Her eyes burned with divine focus, her presence shifting the world around her.
"Enough," she said coldly.
With a motion of her hand, the seasons themselves responded — the winds howled, lightning rained from the heavens, and molten fire erupted from the earth's core. Each element twisted together, forming a storm of unimaginable destruction.
The battlefield bent to her will…. She sent the fury of her seasons towards Pluto.
From the dust Pluto rose. Slowly, inexorably. His body mended with eerie precision, divine flesh knitting back together.

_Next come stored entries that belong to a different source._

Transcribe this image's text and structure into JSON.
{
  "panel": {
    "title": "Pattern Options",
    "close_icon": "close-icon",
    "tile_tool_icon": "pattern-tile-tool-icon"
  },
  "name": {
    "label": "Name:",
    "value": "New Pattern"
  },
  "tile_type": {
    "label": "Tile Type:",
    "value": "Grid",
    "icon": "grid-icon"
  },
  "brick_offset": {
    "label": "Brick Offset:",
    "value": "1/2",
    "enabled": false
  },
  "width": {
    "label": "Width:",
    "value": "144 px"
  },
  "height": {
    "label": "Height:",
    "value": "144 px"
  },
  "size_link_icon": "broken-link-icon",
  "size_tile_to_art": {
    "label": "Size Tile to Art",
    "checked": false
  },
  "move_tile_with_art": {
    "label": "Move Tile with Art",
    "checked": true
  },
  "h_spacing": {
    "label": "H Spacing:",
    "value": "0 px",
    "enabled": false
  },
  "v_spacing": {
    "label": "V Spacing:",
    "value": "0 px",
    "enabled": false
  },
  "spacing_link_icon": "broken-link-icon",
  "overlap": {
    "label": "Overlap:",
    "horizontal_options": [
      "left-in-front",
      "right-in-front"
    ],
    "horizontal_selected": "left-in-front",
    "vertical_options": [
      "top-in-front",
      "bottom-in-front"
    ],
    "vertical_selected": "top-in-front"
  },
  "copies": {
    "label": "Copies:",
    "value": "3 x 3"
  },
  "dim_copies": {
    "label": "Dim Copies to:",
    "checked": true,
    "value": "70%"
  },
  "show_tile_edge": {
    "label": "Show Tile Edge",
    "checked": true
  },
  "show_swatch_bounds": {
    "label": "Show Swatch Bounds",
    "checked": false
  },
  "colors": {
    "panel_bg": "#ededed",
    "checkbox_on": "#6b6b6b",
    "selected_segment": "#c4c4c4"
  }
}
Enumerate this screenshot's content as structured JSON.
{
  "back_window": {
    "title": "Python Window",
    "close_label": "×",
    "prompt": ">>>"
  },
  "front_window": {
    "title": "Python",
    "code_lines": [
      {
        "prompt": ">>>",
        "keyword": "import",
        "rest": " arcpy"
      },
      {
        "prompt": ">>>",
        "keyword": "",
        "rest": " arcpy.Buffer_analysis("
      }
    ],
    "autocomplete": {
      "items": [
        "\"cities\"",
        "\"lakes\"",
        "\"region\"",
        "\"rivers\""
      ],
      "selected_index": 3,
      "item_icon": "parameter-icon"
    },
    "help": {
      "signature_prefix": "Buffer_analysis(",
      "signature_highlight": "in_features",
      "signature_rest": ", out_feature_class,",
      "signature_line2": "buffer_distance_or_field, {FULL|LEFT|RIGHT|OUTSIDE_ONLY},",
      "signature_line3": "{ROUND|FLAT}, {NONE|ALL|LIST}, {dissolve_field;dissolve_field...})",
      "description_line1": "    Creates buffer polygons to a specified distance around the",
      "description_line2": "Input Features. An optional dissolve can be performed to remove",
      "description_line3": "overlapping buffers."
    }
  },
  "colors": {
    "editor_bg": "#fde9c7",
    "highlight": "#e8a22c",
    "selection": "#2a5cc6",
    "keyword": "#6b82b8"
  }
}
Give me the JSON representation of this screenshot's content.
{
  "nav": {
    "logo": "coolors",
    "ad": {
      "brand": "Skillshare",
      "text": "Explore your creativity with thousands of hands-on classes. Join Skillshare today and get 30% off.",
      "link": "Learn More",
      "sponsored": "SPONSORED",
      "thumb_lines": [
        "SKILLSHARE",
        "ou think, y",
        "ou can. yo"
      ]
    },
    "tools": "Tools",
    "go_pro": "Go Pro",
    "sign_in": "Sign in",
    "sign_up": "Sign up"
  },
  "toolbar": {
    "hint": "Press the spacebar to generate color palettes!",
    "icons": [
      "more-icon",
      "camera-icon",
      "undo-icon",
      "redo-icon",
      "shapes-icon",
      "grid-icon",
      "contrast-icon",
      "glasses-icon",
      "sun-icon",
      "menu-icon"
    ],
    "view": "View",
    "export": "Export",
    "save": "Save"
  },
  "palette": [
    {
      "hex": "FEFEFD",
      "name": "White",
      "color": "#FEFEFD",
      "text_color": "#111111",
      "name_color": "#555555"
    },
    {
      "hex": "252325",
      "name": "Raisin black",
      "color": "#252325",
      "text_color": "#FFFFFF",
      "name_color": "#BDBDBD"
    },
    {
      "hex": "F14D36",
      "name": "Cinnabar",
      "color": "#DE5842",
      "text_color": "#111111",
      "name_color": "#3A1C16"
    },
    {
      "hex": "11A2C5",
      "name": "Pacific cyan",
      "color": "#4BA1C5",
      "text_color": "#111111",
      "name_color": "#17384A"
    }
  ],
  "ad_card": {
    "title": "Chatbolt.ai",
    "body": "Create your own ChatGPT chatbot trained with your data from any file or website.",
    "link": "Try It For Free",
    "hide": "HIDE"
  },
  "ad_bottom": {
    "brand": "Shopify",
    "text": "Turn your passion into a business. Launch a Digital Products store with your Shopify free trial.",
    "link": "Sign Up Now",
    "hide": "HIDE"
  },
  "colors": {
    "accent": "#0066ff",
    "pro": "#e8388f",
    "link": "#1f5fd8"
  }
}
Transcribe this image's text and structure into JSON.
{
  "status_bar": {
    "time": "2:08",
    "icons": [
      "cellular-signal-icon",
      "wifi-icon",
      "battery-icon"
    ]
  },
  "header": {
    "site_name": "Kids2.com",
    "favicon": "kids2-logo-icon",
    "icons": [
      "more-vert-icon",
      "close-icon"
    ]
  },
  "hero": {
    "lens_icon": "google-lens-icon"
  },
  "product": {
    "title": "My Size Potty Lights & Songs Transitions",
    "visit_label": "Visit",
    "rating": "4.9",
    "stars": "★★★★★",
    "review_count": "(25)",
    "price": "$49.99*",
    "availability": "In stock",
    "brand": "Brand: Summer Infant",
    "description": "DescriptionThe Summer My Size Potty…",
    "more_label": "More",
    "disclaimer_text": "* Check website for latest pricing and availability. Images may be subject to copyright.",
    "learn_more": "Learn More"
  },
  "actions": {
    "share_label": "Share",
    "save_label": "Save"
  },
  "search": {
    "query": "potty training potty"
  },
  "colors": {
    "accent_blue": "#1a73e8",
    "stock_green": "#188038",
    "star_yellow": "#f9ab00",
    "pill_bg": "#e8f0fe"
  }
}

He smirked, brushing dust from his shoulder. "You should have stayed out of this, Meta."
In an instant, he vanished.
Meta barely saw the blur before pain erupted through her chest. Pluto's hand tore through her, his fingers piercing divine flesh.
She gasped — blood shimmering like liquid light spilling down her robes.
"META!" Nea Zoi's voice cracked across the field.
He froze, disbelief giving way to blind rage. The lazy glint that always lingered in his eyes was gone — replaced by something primal and furious.
He dove into his shadow, disappearing in an instant.
The next moment, he was beside her — catching Meta as she collapsed, her breath shallow, her light fading. He pulled her close, the world around them trembling as his aura began to surge.
But Pluto didn't stop.
He was already gone again, a streak of divine crimson, racing back toward Bios and Desmos — toward the barrier that was almost complete.
Meta's divine glow flickered weakly as her divine healing light cascaded over her. The wound was severe, but not fatal — Pluto's strike had missed her divine core — her soul pull, by a fraction.
Nea Zoi let out a shaky breath, his body trembling — not from fear, but from the storm raging inside him. Relief washed over him like a tide, but beneath it brewed something darker… hotter.
Rage.
Pluto had touched her — hurt her — and something primal within Nea Zoi snapped.
For the first time in his immortal existence, the god of Death felt the full burn of vengeance.
He didn't yet realize what it meant — that the strange ache in his chest was love, raw and buried under centuries of apathy. But he knew one thing with absolute clarity: Pluto would pay.